Breeding so far from our shores, and preferring the open ocean, you might think COASSTers would never find an albatross.  Not so!  In fact, Black-foots are among our top 30 species.  Peak Black-foot deposition is in the summer: May through August, just when adults are finishing breeding and chicks are coming off the colonies.  But the annual pattern is “irruptive.”  That is, in some years COASSTers are much more apt to find an albatross than in others.  In northern Washington, 2012 and 2017 were break-out years; in southern Washington, 2003, 2007 and 2012 were big.  The good news is that there doesn’t seem to be any trend towards higher numbers.

Although you’d have to walk pretty far, on average, to find an albatross on the beach, they do wash up regularly.
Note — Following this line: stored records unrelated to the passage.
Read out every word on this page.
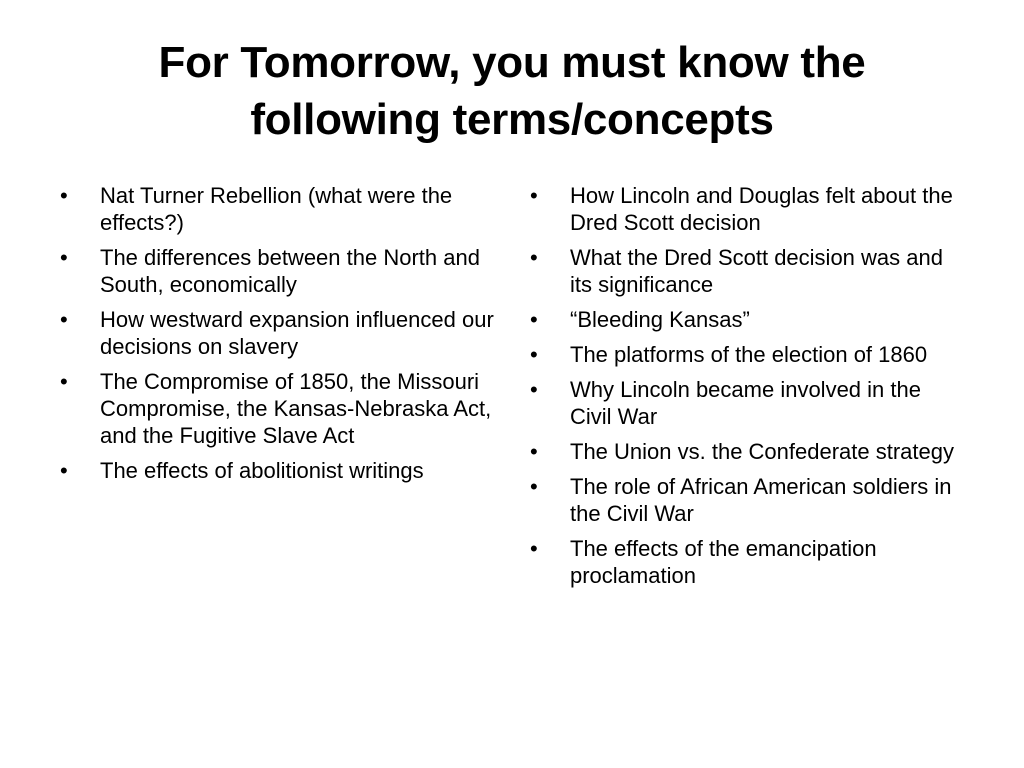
For Tomorrow, you must know the
following terms/concepts
• Nat Turner Rebellion (what were the effects?)
• The differences between the North and South, economically
• How westward expansion influenced our decisions on slavery
• The Compromise of 1850, the Missouri Compromise, the Kansas-Nebraska Act, and the Fugitive Slave Act
• The effects of abolitionist writings
• How Lincoln and Douglas felt about the Dred Scott decision
• What the Dred Scott decision was and its significance
• “Bleeding Kansas”
• The platforms of the election of 1860
• Why Lincoln became involved in the Civil War
• The Union vs. the Confederate strategy
• The role of African American soldiers in the Civil War
• The effects of the emancipation proclamation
Along the West Coast, Black-foots are about three times more prevalent on Washington outer coast beaches than along beaches to the south in Oregon and California. And Laysans are a truly rare find (photos are scaled to encounter rate). On the Aleutian Islands, the opposite is true.

Across the COASST dataset, albatross species wash up exactly where you would expect them to given at-sea sightings: Black-foots along the West Coast, and Laysan along the Aleutian Islands in Alaska. Although the total body count favors the lower 48 (note only 3 Laysan have been found in Alaska), it’s actually the encounter rate (carcasses per kilometer) that is important.  Remember, there are many more COASSTers along the outer coast of Washington, Oregon and California than there are in the Aleutian Islands!  The photographs in the figure above are scaled to species-specific encounter rate the—the chance of finding an albatross in the Aleutians is about the same as along the outer coast of Washington.

A closer look at Black-foot deposition pattern on the West Coast reveals two distinct aggregations: one associated with the entrance of the Strait of Juan de Fuca (we’re guessing these birds are associated with the Juan de Fuca eddy – an oceanographic feature south of the Strait), and a second larger aggregation surrounding the Columbia River.  Both the eddy and the “plume” of river water exiting the Columbia River into the Pacific Ocean are highly productive locations where a hungry chick or exhausted post-breeding adult can hunt pelagic prey.

When Black-foot encounter rates are broken down into smaller lengths of coastline (half a degree of latitude, or about 55 kilometers), it’s clear that some locations attract many more.

Moral of this story? If you hope to see an albatross on a COASST survey, head to the south outer coast of Washington during the summer and take a stroll along the sand.